If $\mathbf A$ and $\mathbf B$ are square matrices ($n$ dimensional) which verifies $\mathbf A\mathbf B=-\mathrm I_n$, then prove that: $$det(\mathrm I_n-\mathbf B\mathbf A)=2^n$$
I'm struggling on this problem, because I can't find a link to $2^n$. So, I need a quick hint.
Edit: Sorry for making a new post here, but I realized that my previous question had a mistake, so I beg you to help me again, because it was too simple to prove $det(\mathrm I_n-\mathbf A\mathbf B)=2^n$.
On
Exercise: for any given square matrices $X,\,Y$ the eigenvalues of $XY$ and $YX$ are same (multiplicity taken into account).

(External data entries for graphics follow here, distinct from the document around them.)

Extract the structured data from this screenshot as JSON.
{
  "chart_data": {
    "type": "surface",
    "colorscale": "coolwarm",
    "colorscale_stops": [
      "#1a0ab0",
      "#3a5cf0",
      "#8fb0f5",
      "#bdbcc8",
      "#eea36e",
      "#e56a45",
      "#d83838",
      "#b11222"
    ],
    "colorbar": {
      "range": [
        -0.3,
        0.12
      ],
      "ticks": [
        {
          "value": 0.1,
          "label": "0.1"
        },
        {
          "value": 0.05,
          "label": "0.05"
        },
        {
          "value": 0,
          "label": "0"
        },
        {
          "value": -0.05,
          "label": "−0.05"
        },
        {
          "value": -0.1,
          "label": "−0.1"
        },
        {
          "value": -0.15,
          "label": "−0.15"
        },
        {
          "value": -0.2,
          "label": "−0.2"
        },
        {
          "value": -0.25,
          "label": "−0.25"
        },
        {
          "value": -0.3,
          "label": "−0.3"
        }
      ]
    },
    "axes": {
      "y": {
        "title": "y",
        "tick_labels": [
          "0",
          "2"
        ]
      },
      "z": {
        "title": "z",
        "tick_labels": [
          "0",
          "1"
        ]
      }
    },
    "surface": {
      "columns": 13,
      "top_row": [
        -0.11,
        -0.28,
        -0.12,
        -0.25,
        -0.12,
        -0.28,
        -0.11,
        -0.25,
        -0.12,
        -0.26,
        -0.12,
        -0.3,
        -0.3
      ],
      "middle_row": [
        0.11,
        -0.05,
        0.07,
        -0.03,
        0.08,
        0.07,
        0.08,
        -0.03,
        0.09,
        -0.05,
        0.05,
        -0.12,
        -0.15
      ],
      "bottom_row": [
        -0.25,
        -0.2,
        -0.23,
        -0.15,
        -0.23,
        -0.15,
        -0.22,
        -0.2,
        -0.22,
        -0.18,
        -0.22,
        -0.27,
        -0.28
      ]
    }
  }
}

Therefore, the eigenvalues of $BA$ are the same as of $AB$, and all of them are equal to $-1$.
Finally, $\det$ of a matrix is a product of eigenvalues of this matrix. IT's clear to see that the eigenvalues of $I-BA$ are all equal to $1-(-1)=2$, which allows to conclude.
Note that, since $AB = -I$, $A$ is surjective (as a linear transformation), and hence injective (since we are in finite dimensions). So, $A$ is invertible. Let $C = A^{-1}$. Then $$ -I = -AC = AB $$ $$ \Rightarrow B = -C = -A^{-1} $$ Hence, $AB = BA$, and so $I-BA = I-AB=2I$, and you are done.